Crux wins FDA approval for bi-directionally retrievable VCF

19 July 2012 (Last Updated July 19th, 2012 18:30)

The US Food and Drug Administration (FDA) has cleared Crux Biomedical's bi-directional retrieval inferior vena cava filter (VCF), designed to trap blood clots leading to fatal pulmonary embolisms.

Crux

The US Food and Drug Administration (FDA) has cleared Crux Biomedical's bi-directional retrieval inferior vena cava filter (VCF), designed to trap blood clots which lead to fatal pulmonary embolisms.

The helical shape of the VCF is designed to self-centre and reduce bends and stress which can compromise filter integrity and conform more closely to the shape of the device.

The approval was based on the pivotal RETRIEVE trial, which enrolled 125 patients at high risk from pulmonary embolisms at 22 sites in the US, Australia, New Zealand and Belgium.

The study results demonstrated a technical success rate of filter deployment and filter retrieval success of 98%, with the average retrieval time of seven minutes.

No embolisations, migrations or fractures were observed by the six-month follow up of the study, according to the company.

"The helical shape of the VCF is designed to self-centre and reduce bends and stress."

Tom Fogarty, Crux Biomedical founder and cardiovascular surgeon, said bi-directional deployment and retrieval are helpful in situations where access to either the femoral or jugular vein is not possible.

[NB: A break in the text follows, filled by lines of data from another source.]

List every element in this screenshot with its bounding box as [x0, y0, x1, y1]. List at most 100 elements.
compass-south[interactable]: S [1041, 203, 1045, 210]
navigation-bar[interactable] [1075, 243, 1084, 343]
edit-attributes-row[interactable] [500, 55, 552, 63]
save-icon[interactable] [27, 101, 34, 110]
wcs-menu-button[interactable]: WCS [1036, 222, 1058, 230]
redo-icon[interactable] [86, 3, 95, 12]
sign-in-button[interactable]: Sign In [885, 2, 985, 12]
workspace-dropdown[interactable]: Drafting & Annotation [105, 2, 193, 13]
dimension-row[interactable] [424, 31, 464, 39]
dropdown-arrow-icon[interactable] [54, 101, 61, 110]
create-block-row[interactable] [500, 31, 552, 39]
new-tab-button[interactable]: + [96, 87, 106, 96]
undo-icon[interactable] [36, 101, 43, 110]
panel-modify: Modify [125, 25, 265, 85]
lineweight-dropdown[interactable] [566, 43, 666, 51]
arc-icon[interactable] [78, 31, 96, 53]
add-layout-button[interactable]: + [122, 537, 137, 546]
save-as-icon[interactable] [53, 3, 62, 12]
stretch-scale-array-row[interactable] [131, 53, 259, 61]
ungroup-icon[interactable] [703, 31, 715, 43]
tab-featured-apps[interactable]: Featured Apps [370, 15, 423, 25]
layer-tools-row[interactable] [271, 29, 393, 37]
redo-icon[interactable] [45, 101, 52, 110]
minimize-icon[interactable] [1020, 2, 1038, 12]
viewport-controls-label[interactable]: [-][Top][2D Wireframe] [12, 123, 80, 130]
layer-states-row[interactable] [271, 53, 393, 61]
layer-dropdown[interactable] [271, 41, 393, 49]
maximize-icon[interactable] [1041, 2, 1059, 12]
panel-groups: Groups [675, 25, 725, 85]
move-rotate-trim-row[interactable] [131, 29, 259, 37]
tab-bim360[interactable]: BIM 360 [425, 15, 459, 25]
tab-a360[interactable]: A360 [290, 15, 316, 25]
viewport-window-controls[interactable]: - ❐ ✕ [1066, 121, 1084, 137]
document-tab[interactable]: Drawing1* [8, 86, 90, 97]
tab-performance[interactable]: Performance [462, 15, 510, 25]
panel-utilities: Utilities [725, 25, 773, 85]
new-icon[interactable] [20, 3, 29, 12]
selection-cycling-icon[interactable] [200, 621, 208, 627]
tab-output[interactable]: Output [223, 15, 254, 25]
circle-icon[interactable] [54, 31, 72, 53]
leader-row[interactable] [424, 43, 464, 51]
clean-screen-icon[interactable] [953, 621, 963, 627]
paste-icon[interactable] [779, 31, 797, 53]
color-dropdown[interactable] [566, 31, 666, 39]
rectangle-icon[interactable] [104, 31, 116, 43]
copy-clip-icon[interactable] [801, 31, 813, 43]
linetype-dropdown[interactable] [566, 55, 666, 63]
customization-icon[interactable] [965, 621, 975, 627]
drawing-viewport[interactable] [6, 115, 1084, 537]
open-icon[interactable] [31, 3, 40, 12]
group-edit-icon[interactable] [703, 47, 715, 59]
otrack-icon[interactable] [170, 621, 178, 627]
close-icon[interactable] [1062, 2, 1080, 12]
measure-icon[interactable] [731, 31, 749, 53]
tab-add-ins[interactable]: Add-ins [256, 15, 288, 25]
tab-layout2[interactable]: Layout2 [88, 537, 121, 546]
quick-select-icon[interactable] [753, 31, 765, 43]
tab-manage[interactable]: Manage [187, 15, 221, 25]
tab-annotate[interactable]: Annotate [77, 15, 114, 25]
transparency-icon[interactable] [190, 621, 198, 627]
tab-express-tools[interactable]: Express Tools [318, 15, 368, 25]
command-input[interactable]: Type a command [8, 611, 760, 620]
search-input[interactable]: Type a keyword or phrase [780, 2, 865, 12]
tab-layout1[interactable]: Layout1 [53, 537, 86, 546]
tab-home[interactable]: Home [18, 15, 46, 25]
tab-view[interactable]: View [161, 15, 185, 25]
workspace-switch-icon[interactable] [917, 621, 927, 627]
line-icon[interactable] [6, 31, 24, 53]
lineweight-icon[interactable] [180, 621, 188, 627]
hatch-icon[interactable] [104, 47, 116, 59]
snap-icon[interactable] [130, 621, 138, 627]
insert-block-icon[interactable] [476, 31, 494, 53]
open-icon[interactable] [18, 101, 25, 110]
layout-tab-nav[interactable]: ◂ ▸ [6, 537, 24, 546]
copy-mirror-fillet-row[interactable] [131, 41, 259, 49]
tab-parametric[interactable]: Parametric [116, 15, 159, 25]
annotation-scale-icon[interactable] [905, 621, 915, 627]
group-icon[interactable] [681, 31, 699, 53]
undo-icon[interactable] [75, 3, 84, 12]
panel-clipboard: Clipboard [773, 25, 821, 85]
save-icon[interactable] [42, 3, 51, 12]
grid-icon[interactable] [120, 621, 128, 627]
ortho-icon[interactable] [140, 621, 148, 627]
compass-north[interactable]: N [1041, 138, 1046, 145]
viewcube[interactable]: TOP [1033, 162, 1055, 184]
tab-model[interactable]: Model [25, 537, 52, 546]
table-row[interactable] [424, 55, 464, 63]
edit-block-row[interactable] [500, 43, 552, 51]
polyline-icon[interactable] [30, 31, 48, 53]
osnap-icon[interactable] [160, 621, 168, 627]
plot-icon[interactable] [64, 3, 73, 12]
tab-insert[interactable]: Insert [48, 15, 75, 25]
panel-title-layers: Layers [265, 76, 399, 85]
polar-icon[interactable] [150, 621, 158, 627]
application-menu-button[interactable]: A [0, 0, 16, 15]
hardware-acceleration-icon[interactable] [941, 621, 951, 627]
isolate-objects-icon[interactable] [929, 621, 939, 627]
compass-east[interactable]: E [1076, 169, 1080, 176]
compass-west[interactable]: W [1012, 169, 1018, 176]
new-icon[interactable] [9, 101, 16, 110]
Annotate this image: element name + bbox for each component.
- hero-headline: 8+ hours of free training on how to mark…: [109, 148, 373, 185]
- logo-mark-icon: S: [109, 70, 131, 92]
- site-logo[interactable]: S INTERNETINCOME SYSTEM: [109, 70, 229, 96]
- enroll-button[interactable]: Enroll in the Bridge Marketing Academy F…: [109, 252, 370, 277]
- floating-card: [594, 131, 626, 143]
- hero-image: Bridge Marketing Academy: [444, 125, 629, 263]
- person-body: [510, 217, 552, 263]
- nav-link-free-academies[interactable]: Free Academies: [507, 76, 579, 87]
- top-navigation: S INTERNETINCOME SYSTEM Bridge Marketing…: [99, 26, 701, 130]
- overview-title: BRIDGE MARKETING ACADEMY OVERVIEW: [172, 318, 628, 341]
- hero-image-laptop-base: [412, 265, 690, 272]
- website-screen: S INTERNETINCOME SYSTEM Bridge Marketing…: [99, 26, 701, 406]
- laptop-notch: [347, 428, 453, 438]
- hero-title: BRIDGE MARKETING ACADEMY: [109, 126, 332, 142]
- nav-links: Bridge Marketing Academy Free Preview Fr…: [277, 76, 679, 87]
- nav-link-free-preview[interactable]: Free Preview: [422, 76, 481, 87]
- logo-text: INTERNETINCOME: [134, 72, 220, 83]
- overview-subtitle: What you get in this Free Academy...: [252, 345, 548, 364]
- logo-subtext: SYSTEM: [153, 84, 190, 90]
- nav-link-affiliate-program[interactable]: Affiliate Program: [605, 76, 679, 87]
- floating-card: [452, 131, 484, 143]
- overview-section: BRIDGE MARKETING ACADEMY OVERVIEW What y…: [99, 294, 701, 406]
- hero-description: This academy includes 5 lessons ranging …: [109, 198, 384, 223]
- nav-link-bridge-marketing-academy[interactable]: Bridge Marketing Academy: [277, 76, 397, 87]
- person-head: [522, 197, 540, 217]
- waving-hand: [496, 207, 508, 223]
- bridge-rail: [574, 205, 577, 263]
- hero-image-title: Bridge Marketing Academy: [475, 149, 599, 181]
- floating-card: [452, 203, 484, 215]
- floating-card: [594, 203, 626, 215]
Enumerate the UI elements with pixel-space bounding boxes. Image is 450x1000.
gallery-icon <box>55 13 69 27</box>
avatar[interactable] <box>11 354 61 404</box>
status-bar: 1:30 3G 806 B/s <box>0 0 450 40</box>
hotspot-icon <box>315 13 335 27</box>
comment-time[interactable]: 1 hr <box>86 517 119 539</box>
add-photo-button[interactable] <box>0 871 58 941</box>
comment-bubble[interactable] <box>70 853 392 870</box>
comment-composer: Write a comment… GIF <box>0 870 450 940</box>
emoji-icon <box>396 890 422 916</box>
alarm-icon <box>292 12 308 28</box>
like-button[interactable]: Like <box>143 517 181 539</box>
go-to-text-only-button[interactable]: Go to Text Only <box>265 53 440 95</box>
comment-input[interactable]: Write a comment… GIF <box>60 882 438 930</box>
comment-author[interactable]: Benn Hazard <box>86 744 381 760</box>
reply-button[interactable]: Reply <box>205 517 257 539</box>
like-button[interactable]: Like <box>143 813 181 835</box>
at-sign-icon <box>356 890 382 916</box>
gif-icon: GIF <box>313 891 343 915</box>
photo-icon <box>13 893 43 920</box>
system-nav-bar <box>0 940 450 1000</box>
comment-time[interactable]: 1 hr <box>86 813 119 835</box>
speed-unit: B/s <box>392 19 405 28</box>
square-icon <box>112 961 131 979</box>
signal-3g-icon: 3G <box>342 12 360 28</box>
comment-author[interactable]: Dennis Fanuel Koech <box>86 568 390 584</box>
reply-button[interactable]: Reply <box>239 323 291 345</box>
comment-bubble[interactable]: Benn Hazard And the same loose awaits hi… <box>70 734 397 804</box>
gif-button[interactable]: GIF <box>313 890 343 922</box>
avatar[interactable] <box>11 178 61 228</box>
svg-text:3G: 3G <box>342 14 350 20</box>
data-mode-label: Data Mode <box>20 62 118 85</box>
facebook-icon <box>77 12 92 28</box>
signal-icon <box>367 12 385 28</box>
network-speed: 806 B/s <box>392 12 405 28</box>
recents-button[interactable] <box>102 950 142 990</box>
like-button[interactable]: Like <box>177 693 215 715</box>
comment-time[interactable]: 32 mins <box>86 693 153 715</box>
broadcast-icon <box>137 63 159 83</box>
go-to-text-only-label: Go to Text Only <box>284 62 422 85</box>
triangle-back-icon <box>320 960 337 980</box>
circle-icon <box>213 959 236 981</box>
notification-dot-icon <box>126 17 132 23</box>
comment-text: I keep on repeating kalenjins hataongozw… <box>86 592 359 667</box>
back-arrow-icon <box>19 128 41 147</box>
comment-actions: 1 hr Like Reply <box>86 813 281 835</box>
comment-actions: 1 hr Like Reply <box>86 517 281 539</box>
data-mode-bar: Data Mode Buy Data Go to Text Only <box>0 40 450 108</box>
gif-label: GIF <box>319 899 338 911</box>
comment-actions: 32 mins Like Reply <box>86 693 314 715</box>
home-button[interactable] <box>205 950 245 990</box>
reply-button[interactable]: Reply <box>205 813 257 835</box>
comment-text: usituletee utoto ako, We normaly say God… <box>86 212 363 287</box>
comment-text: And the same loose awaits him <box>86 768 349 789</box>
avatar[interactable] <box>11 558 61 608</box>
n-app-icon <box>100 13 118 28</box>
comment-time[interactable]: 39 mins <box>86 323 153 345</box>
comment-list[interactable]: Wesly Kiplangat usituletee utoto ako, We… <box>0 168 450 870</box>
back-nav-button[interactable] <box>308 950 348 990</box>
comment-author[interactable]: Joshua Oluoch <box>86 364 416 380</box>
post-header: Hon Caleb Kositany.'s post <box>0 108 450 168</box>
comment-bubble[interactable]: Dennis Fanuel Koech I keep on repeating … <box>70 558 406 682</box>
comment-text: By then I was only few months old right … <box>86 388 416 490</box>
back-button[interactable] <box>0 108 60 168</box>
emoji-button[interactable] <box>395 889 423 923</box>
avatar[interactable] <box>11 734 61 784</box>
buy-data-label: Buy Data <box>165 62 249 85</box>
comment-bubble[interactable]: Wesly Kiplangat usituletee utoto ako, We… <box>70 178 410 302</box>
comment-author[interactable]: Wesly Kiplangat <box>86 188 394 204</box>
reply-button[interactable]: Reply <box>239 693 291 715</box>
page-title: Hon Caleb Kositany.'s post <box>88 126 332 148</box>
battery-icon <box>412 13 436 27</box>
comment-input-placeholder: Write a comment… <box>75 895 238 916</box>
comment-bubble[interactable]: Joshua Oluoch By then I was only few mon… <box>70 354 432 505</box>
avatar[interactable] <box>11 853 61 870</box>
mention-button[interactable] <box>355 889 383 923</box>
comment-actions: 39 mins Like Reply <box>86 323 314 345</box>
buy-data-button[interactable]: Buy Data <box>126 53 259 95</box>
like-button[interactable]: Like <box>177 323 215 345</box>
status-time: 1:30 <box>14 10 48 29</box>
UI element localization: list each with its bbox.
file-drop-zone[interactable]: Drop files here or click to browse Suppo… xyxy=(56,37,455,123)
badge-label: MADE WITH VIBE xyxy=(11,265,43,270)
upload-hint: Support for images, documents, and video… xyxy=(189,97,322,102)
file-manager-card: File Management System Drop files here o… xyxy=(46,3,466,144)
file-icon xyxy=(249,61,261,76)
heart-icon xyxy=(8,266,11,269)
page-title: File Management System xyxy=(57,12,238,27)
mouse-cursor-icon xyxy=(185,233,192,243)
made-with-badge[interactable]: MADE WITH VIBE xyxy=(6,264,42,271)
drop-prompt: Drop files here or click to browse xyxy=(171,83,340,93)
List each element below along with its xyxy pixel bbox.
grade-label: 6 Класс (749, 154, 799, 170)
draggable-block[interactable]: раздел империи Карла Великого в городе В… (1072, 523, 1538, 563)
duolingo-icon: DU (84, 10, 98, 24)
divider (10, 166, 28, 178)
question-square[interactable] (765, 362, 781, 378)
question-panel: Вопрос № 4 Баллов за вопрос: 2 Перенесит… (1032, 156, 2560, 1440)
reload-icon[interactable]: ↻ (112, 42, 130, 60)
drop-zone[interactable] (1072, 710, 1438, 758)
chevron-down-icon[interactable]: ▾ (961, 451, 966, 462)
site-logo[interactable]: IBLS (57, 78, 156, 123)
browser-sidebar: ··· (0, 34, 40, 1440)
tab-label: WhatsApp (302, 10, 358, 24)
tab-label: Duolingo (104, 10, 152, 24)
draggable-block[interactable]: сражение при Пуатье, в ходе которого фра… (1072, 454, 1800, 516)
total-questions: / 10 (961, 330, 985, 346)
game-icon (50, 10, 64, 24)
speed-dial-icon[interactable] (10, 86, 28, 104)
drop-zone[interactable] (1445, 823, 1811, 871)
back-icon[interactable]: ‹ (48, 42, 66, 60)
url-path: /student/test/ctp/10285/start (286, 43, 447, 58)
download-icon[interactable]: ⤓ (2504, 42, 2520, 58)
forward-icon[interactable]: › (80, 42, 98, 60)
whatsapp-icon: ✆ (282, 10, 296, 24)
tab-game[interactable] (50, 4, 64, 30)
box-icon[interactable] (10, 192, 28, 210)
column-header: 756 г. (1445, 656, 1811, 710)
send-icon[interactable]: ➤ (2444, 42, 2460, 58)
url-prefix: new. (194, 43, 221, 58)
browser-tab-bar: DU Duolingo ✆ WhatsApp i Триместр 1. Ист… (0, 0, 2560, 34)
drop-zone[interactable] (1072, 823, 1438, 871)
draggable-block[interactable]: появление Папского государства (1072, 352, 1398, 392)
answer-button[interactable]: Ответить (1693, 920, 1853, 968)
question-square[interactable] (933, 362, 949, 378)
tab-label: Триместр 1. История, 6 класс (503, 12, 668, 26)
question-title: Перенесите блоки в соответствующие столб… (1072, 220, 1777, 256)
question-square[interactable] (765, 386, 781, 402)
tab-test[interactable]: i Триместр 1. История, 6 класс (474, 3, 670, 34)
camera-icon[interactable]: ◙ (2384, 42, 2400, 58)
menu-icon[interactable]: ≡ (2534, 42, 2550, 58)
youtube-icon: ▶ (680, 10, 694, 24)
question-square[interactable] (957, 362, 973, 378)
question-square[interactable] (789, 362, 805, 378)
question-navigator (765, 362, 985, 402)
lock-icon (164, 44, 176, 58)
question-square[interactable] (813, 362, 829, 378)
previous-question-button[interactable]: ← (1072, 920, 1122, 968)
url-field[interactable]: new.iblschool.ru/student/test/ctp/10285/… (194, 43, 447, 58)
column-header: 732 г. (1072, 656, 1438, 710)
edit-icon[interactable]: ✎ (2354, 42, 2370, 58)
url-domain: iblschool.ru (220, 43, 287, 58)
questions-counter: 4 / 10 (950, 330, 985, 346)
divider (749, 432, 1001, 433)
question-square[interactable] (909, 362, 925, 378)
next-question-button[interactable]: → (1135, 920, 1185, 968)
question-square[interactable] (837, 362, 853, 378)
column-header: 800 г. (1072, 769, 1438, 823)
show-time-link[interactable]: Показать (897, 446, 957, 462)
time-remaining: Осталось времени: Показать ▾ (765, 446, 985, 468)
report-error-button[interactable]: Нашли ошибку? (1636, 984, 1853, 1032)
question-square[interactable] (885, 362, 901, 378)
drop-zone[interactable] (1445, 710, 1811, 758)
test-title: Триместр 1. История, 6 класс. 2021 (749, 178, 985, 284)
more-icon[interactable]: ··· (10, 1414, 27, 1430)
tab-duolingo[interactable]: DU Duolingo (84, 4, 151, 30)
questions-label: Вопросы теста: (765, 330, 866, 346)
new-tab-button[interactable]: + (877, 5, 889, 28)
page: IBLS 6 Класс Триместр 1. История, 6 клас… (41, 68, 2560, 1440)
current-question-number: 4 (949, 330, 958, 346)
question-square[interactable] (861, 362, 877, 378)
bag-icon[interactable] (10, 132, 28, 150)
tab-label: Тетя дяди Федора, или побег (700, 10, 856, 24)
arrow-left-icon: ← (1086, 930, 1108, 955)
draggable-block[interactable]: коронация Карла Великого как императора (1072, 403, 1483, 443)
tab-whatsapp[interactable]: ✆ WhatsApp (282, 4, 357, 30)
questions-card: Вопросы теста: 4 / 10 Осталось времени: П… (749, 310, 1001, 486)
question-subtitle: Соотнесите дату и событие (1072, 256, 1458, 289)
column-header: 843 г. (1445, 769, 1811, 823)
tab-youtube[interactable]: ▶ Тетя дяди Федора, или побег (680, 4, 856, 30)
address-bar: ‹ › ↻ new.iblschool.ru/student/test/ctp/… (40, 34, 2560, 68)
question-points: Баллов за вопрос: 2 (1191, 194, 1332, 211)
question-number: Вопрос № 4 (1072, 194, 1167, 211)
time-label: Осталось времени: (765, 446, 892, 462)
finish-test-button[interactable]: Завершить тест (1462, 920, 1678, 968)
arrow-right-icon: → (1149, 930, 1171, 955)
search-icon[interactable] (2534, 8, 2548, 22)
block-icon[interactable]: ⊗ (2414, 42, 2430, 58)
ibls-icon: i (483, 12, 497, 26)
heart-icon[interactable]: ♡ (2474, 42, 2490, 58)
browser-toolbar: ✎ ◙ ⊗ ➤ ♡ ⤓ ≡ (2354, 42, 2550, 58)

"The Crux VCF with its innovative design and materials represents a paradigm shift in prevention of pulmonary embolisms in patients at risk," Fogarty added.

To avoid long-term complications, the FDA recommended physicians remove the VCF after the risk of pulmonary embolisms is reduced.

Robert R. Mendes, study principal investigator, Rex UNC Healthcare vascular surgery chief and University of North Carolina associate professor of surgery, said the Crux device demonstrated excellent deployment, retrieval and safety profile.

"The clinical study evaluation has demonstrated the Crux VCF can be used safely for the prevention of recurrent pulmonary embolisms," Mendes added.


Image: Bi-directional retrieval traps blood clots where access to either the femoral or jugular vein is not possible. Photo: Crux Biomedical Inc.